Can you trace one concrete highway hazard through cause, mitigation, and residual risk, and name the evidence each link needs? If not, the safety case is still a slogan, not an argument.

Practical Tool Choices For This Section

Tool or Library	Role in the Topic	Builder Advice
CARLA ScenarioRunner, OpenSCENARIO	Reproducible scenario authoring	Tie each scenario to a hazard in the safety case.
CommonRoad	Benchmark scenarios with formal metrics	Use for comparable closed-loop safety metrics.
Waymo Open Dataset	Difficulty-aware perception evaluation	Report long-tail and per-difficulty metrics, not only aggregates.

Cross-References

Section 48.1 frames the closed loop a safety case must cover, Section 48.5 supplies world models for generating rare scenarios, and Section 48.9 turns this assurance structure into closed-loop evaluation metrics.

Mini Lab

Extend the worked checker to weight violations by exposure (how often each ODD slice occurs in deployment) and produce a single residual-risk number. Then add an urban_night log and confirm the safety case flips to passing only when both coverage and the threshold are satisfied.

Section References

Sun et al., "Scalability in Perception for Autonomous Driving: Waymo Open Dataset," CVPR 2020. ISO 21448:2022, "Road Vehicles: Safety of the Intended Functionality (SOTIF)." Koopman and Wagner, "Challenges in Autonomous Vehicle Testing and Validation," SAE 2016.

These define the benchmark methodology, the SOTIF standard, and the validation-coverage challenges underlying AV safety cases.

Key Takeaway

Safety assurance is an argument that traces every ODD hazard through cause, mitigation, and residual risk, backed by closed-loop scenario evidence.
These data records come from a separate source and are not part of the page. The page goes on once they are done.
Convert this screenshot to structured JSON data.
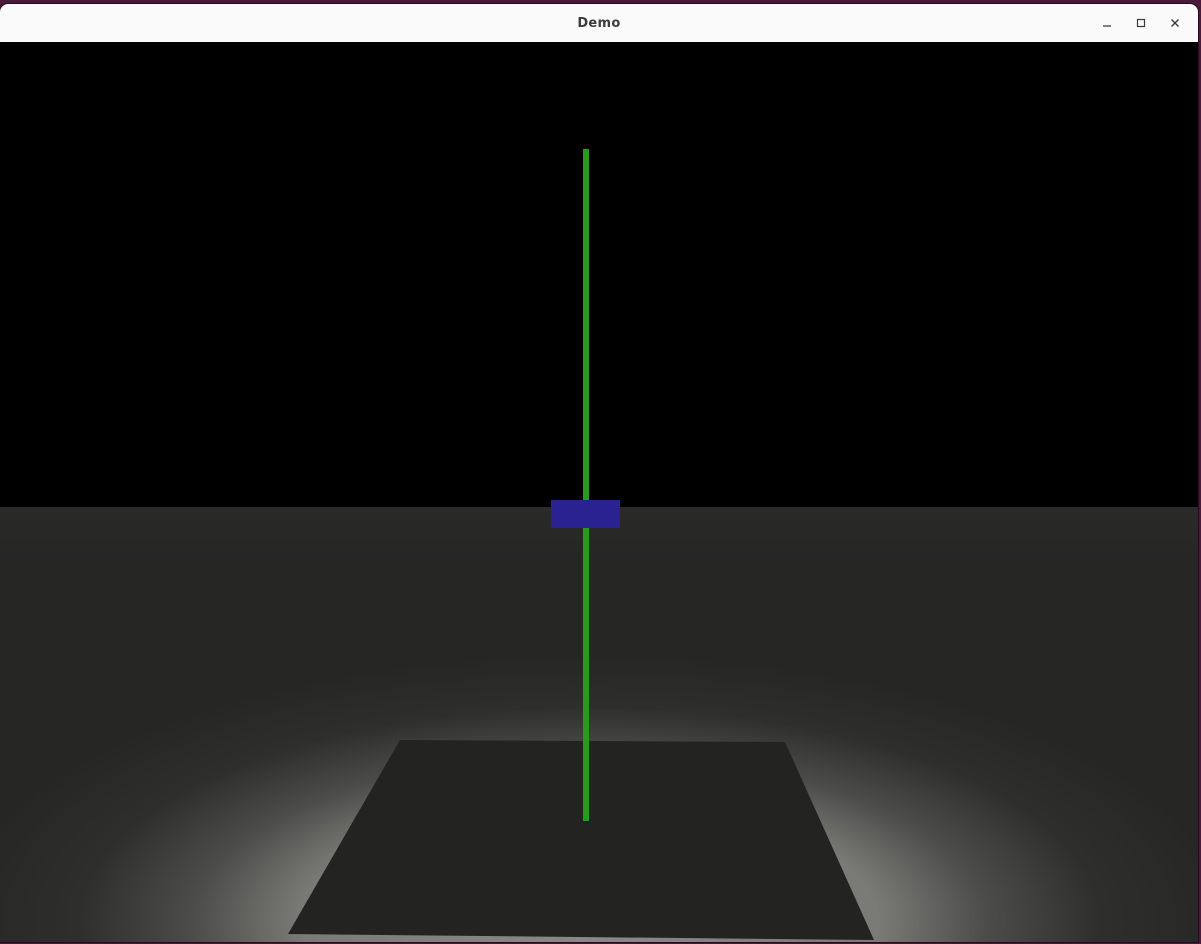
{
  "window": {
    "title": "Demo",
    "controls": {
      "minimize_icon": "minimize-icon",
      "maximize_icon": "maximize-icon",
      "close_icon": "close-icon"
    }
  },
  "scene": {
    "sky_color": "#000000",
    "floor_color": "#262625",
    "floor_light_color": "#6a6a66",
    "platform_color": "#232321",
    "pole_color": "#2a9a1c",
    "cart_color": "#2a2290"
  }
}
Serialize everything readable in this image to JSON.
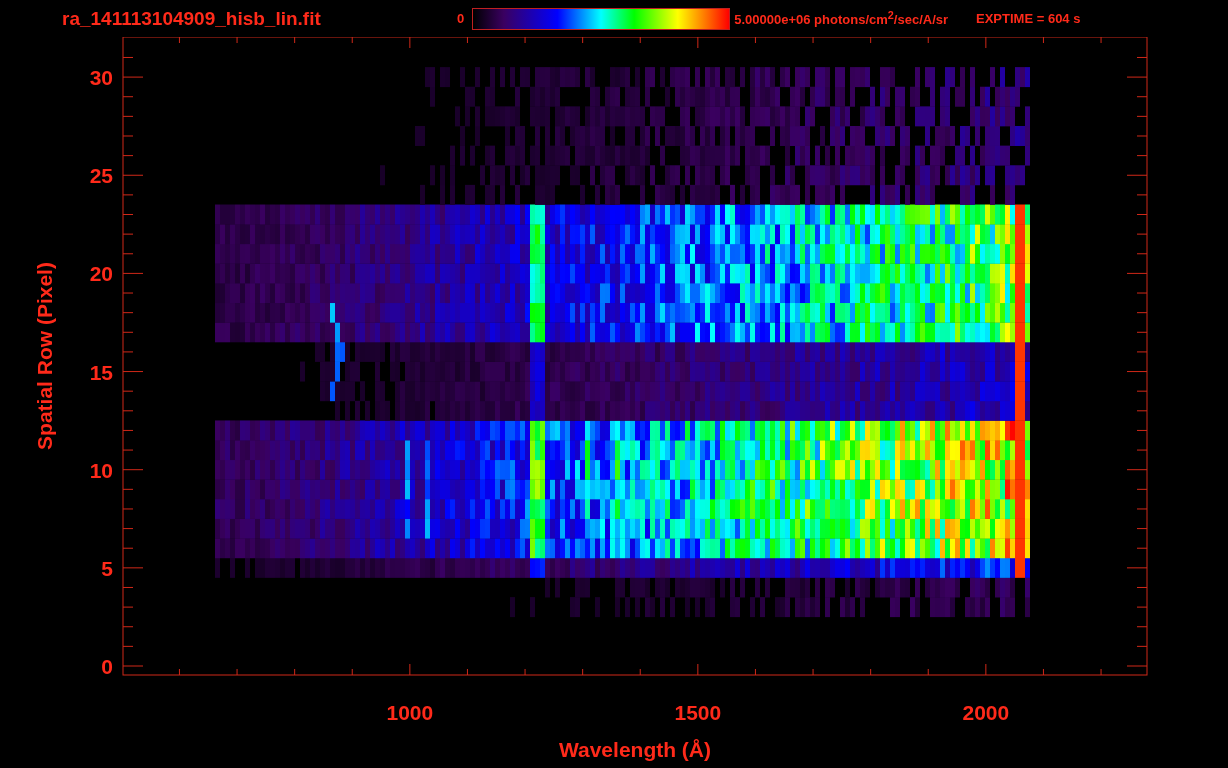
{
  "title": "ra_141113104909_hisb_lin.fit",
  "colorbar": {
    "min_label": "0",
    "max_label": "5.00000e+06 photons/cm$^{2}$/sec/A/sr"
  },
  "exposure": "EXPTIME = 604 s",
  "plot": {
    "xlabel": "Wavelength (Å)",
    "ylabel": "Spatial Row (Pixel)",
    "x_tick_labels": [
      "1000",
      "1500",
      "2000"
    ],
    "y_tick_labels": [
      "30",
      "25",
      "20",
      "15",
      "10",
      "5",
      "0"
    ]
  }
}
A high benchmark score is one piece of that evidence, never a replacement for coverage of the real operational domain.

Exercise 48.6.1

Pick one ODD (geofenced urban, below 45 mph, day, light rain). Enumerate five hazards, map each to a cause and mitigation, design a scenario per hazard with a safety metric and threshold, and state the residual risk that remains if all five scenarios pass.